More than being a cosmetic exercise, the process allows Penske to keep vehicles running for longer which is sustainable from a well-to-wheel standpoint. It also allows them to tailor engines to individual customer requirements.
That might mean fitting harder Triballoy valves for improved durability, relocating wiring harnesses to reduce damage in the field, or adjusting the engine’s output for a particular site’s operating conditions.
“The customers actually love the fact that we can tailor-make an engine once it goes through our remanufacturing centre to their needs,” Dobe said.
A key driver of the remanufacturing business is supply, Dobe explains.
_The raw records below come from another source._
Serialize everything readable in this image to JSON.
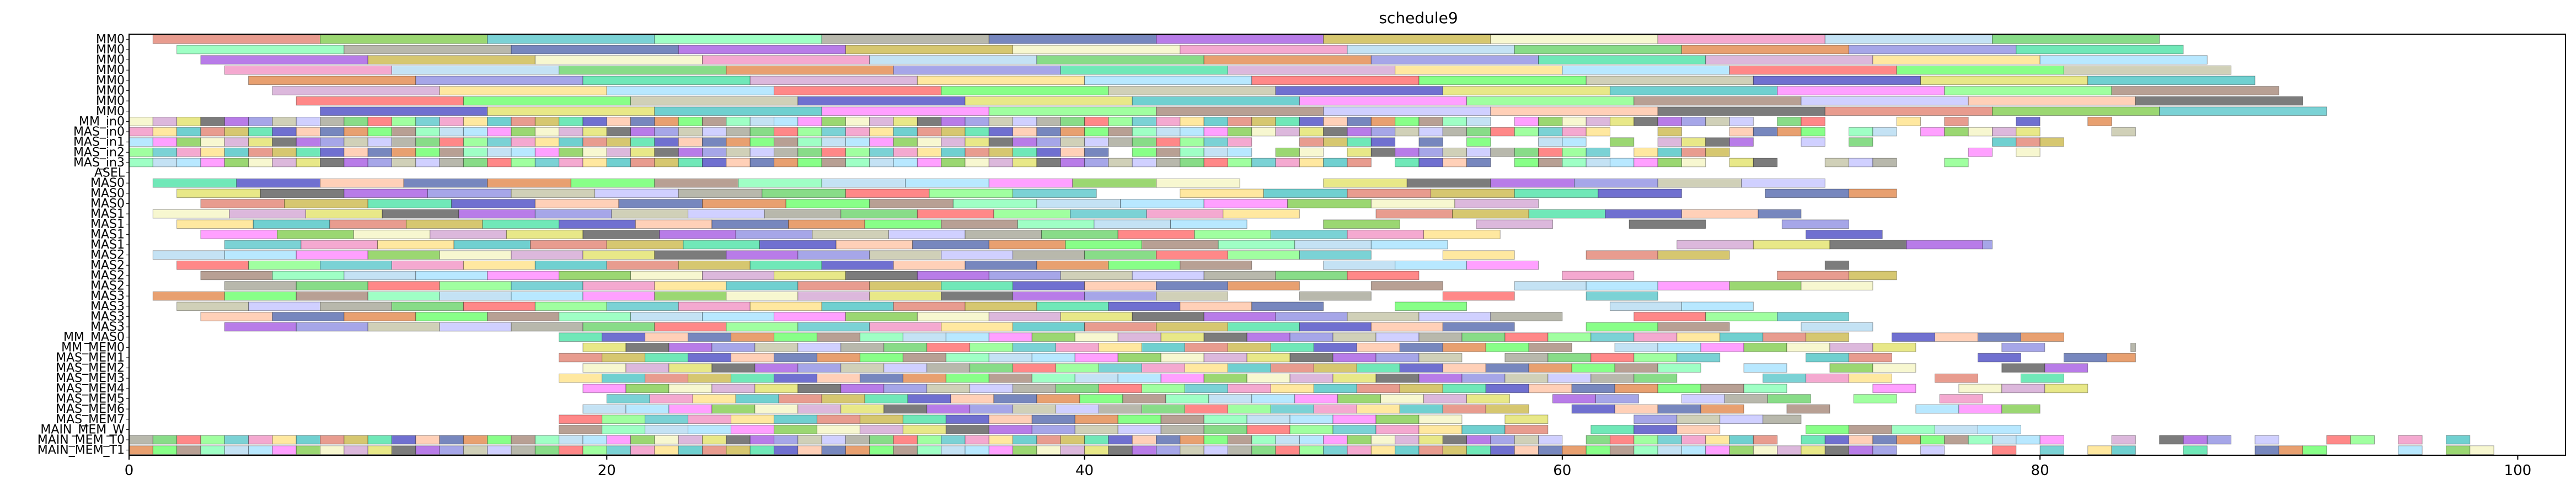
{
  "chart_data": {
    "type": "gantt",
    "title": "schedule9",
    "xlim": [
      0,
      102
    ],
    "xticks": [
      0,
      20,
      40,
      60,
      80,
      100
    ],
    "grid": false,
    "rows": [
      "MM0",
      "MM0",
      "MM0",
      "MM0",
      "MM0",
      "MM0",
      "MM0",
      "MM0",
      "MM_in0",
      "MAS_in0",
      "MAS_in1",
      "MAS_in2",
      "MAS_in3",
      "ASEL",
      "MAS0",
      "MAS0",
      "MAS0",
      "MAS1",
      "MAS1",
      "MAS1",
      "MAS1",
      "MAS2",
      "MAS2",
      "MAS2",
      "MAS2",
      "MAS3",
      "MAS3",
      "MAS3",
      "MAS3",
      "MM_MAS0",
      "MM_MEM0",
      "MAS_MEM1",
      "MAS_MEM2",
      "MAS_MEM3",
      "MAS_MEM4",
      "MAS_MEM5",
      "MAS_MEM6",
      "MAS_MEM7",
      "MAIN_MEM_W",
      "MAIN_MEM_T0",
      "MAIN_MEM_T1"
    ],
    "palette": [
      "#e07b6a",
      "#7ac943",
      "#4fc3c7",
      "#7fffb2",
      "#a0a090",
      "#4a5fa8",
      "#a050e0",
      "#c8b440",
      "#f4f4c0",
      "#f08cc0",
      "#b0d8f0",
      "#60d060",
      "#e08040",
      "#8888e0",
      "#40e0a0",
      "#d0a0d0",
      "#ffe080",
      "#a0e0ff",
      "#ff6060",
      "#60ff60",
      "#c0c0a0",
      "#4040c0",
      "#e0e060",
      "#40c0c0",
      "#ff80ff",
      "#80ff80",
      "#a08070",
      "#c0c0ff",
      "#ffc0a0",
      "#505050"
    ],
    "segments": [
      {
        "row": 0,
        "bars": [
          [
            1,
            8
          ],
          [
            8,
            15
          ],
          [
            15,
            22
          ],
          [
            22,
            29
          ],
          [
            29,
            36
          ],
          [
            36,
            43
          ],
          [
            43,
            50
          ],
          [
            50,
            57
          ],
          [
            57,
            64
          ],
          [
            64,
            71
          ],
          [
            71,
            78
          ],
          [
            78,
            85
          ]
        ]
      },
      {
        "row": 1,
        "bars": [
          [
            2,
            9
          ],
          [
            9,
            16
          ],
          [
            16,
            23
          ],
          [
            23,
            30
          ],
          [
            30,
            37
          ],
          [
            37,
            44
          ],
          [
            44,
            51
          ],
          [
            51,
            58
          ],
          [
            58,
            65
          ],
          [
            65,
            72
          ],
          [
            72,
            79
          ],
          [
            79,
            86
          ]
        ]
      },
      {
        "row": 2,
        "bars": [
          [
            3,
            10
          ],
          [
            10,
            17
          ],
          [
            17,
            24
          ],
          [
            24,
            31
          ],
          [
            31,
            38
          ],
          [
            38,
            45
          ],
          [
            45,
            52
          ],
          [
            52,
            59
          ],
          [
            59,
            66
          ],
          [
            66,
            73
          ],
          [
            73,
            80
          ],
          [
            80,
            87
          ]
        ]
      },
      {
        "row": 3,
        "bars": [
          [
            4,
            11
          ],
          [
            11,
            18
          ],
          [
            18,
            25
          ],
          [
            25,
            32
          ],
          [
            32,
            39
          ],
          [
            39,
            46
          ],
          [
            46,
            53
          ],
          [
            53,
            60
          ],
          [
            60,
            67
          ],
          [
            67,
            74
          ],
          [
            74,
            81
          ],
          [
            81,
            88
          ]
        ]
      },
      {
        "row": 4,
        "bars": [
          [
            5,
            12
          ],
          [
            12,
            19
          ],
          [
            19,
            26
          ],
          [
            26,
            33
          ],
          [
            33,
            40
          ],
          [
            40,
            47
          ],
          [
            47,
            54
          ],
          [
            54,
            61
          ],
          [
            61,
            68
          ],
          [
            68,
            75
          ],
          [
            75,
            82
          ],
          [
            82,
            89
          ]
        ]
      },
      {
        "row": 5,
        "bars": [
          [
            6,
            13
          ],
          [
            13,
            20
          ],
          [
            20,
            27
          ],
          [
            27,
            34
          ],
          [
            34,
            41
          ],
          [
            41,
            48
          ],
          [
            48,
            55
          ],
          [
            55,
            62
          ],
          [
            62,
            69
          ],
          [
            69,
            76
          ],
          [
            76,
            83
          ],
          [
            83,
            90
          ]
        ]
      },
      {
        "row": 6,
        "bars": [
          [
            7,
            14
          ],
          [
            14,
            21
          ],
          [
            21,
            28
          ],
          [
            28,
            35
          ],
          [
            35,
            42
          ],
          [
            42,
            49
          ],
          [
            49,
            56
          ],
          [
            56,
            63
          ],
          [
            63,
            70
          ],
          [
            70,
            77
          ],
          [
            77,
            84
          ],
          [
            84,
            91
          ]
        ]
      },
      {
        "row": 7,
        "bars": [
          [
            8,
            15
          ],
          [
            15,
            22
          ],
          [
            22,
            29
          ],
          [
            29,
            36
          ],
          [
            36,
            43
          ],
          [
            43,
            50
          ],
          [
            50,
            57
          ],
          [
            57,
            64
          ],
          [
            64,
            71
          ],
          [
            71,
            78
          ],
          [
            78,
            85
          ],
          [
            85,
            92
          ]
        ]
      },
      {
        "row": 8,
        "dense": [
          0,
          84,
          1,
          0
        ]
      },
      {
        "row": 9,
        "dense": [
          0,
          84,
          1,
          0
        ]
      },
      {
        "row": 10,
        "dense": [
          0,
          82,
          1,
          1
        ]
      },
      {
        "row": 11,
        "dense": [
          0,
          80,
          1,
          2
        ]
      },
      {
        "row": 12,
        "dense": [
          0,
          78,
          1,
          3
        ]
      },
      {
        "row": 14,
        "dense": [
          1,
          73,
          3.5,
          0
        ]
      },
      {
        "row": 15,
        "dense": [
          2,
          74,
          3.5,
          1
        ]
      },
      {
        "row": 16,
        "dense": [
          3,
          74,
          3.5,
          2
        ]
      },
      {
        "row": 17,
        "dense": [
          1,
          70,
          3.2,
          3
        ]
      },
      {
        "row": 18,
        "dense": [
          2,
          72,
          3.2,
          4
        ]
      },
      {
        "row": 19,
        "dense": [
          3,
          75,
          3.2,
          5
        ]
      },
      {
        "row": 20,
        "dense": [
          4,
          78,
          3.2,
          6
        ]
      },
      {
        "row": 21,
        "dense": [
          1,
          70,
          3.0,
          7
        ]
      },
      {
        "row": 22,
        "dense": [
          2,
          72,
          3.0,
          8
        ]
      },
      {
        "row": 23,
        "dense": [
          3,
          74,
          3.0,
          9
        ]
      },
      {
        "row": 24,
        "dense": [
          4,
          76,
          3.0,
          10
        ]
      },
      {
        "row": 25,
        "dense": [
          1,
          66,
          3.0,
          11
        ]
      },
      {
        "row": 26,
        "dense": [
          2,
          70,
          3.0,
          12
        ]
      },
      {
        "row": 27,
        "dense": [
          3,
          76,
          3.0,
          13
        ]
      },
      {
        "row": 28,
        "dense": [
          4,
          78,
          3.0,
          14
        ]
      },
      {
        "row": 29,
        "dense": [
          18,
          84,
          1.8,
          15
        ]
      },
      {
        "row": 30,
        "dense": [
          19,
          84,
          1.8,
          16
        ]
      },
      {
        "row": 31,
        "dense": [
          18,
          84,
          1.8,
          17
        ]
      },
      {
        "row": 32,
        "dense": [
          19,
          84,
          1.8,
          18
        ]
      },
      {
        "row": 33,
        "dense": [
          18,
          84,
          1.8,
          19
        ]
      },
      {
        "row": 34,
        "dense": [
          19,
          82,
          1.8,
          20
        ]
      },
      {
        "row": 35,
        "dense": [
          20,
          82,
          1.8,
          21
        ]
      },
      {
        "row": 36,
        "dense": [
          19,
          80,
          1.8,
          22
        ]
      },
      {
        "row": 37,
        "dense": [
          18,
          70,
          1.8,
          23
        ]
      },
      {
        "row": 38,
        "dense": [
          18,
          80,
          1.8,
          24
        ]
      },
      {
        "row": 39,
        "dense": [
          0,
          102,
          1,
          25
        ]
      },
      {
        "row": 40,
        "dense": [
          0,
          102,
          1,
          26
        ]
      }
    ]
  }
}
As engine models go out of production, sourcing new units becomes difficult, making remanufacturing the most viable option.
“A lot of these parts, or engines, can end up being hard to get,” he said.
“Remanufacturing gives them a second life.”

Perhaps the most intriguing sustainability play in Penske’s portfolio is a mining truck hybridisation project currently underway, which the company outlined at the event.
The company purchased a Komatsu 830E, a 240-tonne electric-drive dump truck that uses a 16-cylinder diesel engine to drive a generator, which then sends power to two electric motors.
Penske’s conversion will involve removing the 16-cylinder MTU engine and replacing it with a smaller 12-cylinder unit, supplemented by batteries, inverters and a new control system to make it significantly more efficient.
The expected result is a 20 to 30 per cent reduction in fuel use at the target site, with the $2 million-per-truck conversion paying for itself in approximately three years through diesel savings and carbon credits.

It’s clear that Penske’s approach to sustainability doesn’t centre around one standout technology of the future, but instead on a series of incremental, commercially viable steps that can be taken now, spanning the breadth of its business.
The approach might not be as flashy as a zero-emission model rollout, or a hardline net-zero target, but it’s working – and critically, it’s working right now.